Счастливый кавалергард не подозревал, что и он произвел на принцессу неотразимое впечатление. Чистота, идеализм, скромность Охотникова поразили молодую принцессу, привыкшую к испорченности нравов общества, где ей приходилось вращаться. С нескрываемым любопытством она расспрашивала о нем Шаховскую, и ее рассказы о молодом родственнике, отзывавшиеся иногда сарказмом над его «младенчеством» и «телячьими свойствами», еще более привлекали к нему принцессу Луизу. Ее гордой, несколько холодной натуре льстило молчаливое обожание этой невинной души; как женщина, она угадала его чувства к себе ранее, чем он отдал себе отчет в них, гораздо ранее, чем догадалась о них княжна, уже ставшая в это время княгиней Голицыной. При этом открытии Наталья Федоровна испугалась и за принцессу, и за своего «мальчика» (bon garçon), как часто называла она Алексея Яковлевича, и за себя, свое положение в свете.

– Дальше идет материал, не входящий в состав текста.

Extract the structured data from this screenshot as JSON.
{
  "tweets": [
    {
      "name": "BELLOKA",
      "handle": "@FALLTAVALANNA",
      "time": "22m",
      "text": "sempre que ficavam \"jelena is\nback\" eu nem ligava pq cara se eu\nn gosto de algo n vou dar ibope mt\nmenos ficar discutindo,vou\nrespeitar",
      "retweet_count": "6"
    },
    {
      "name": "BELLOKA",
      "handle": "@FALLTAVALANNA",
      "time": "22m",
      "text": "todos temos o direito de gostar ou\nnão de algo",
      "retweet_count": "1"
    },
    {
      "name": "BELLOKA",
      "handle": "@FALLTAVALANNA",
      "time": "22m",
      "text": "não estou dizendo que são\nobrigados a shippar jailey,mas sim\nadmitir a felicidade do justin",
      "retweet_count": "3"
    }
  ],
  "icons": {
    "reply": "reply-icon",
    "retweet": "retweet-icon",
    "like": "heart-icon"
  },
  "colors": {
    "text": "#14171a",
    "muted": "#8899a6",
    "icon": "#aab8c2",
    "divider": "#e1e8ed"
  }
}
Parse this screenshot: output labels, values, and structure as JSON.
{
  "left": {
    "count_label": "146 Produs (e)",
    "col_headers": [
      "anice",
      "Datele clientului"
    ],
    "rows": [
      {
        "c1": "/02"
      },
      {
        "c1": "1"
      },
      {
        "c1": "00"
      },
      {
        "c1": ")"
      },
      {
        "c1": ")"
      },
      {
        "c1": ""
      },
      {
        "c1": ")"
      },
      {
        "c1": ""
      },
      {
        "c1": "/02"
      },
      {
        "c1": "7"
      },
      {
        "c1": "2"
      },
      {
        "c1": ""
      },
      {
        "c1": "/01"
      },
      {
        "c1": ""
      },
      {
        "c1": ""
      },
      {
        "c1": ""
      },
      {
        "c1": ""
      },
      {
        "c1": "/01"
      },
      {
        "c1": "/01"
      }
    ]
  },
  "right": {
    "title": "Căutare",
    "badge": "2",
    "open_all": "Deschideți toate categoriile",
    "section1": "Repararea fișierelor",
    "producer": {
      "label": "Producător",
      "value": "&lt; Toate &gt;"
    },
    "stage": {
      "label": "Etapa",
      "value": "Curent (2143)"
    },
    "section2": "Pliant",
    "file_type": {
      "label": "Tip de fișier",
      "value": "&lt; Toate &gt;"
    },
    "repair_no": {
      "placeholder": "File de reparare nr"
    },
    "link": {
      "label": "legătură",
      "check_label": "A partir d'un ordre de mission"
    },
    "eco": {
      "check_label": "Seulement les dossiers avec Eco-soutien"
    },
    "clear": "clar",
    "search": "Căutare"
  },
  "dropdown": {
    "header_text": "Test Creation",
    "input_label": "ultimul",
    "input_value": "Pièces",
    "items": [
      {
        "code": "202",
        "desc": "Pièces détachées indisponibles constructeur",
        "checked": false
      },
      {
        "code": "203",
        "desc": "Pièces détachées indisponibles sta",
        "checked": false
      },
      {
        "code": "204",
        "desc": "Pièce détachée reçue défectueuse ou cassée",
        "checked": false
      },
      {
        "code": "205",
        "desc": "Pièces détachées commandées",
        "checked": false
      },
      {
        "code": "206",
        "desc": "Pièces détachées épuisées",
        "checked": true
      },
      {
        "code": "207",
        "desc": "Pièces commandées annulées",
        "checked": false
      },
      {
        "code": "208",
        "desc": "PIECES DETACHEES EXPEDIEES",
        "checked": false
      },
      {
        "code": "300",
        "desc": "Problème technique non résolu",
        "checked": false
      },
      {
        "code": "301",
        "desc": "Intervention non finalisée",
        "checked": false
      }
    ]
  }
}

«Принцесса не знает, — думала она — что эти тихони — самые бурные, опасные существа, когда чувство созреет в них. Мальчик способен умереть, сойти с ума, если ранее не наделает каких-либо глупостей и не совершит какого-либо непоправимого скандала. Что будет тогда с принцессой, что будет со мной! Меня обвинят в том, что я покровительствовала этой невозможной страсти, что я была его пособницей!»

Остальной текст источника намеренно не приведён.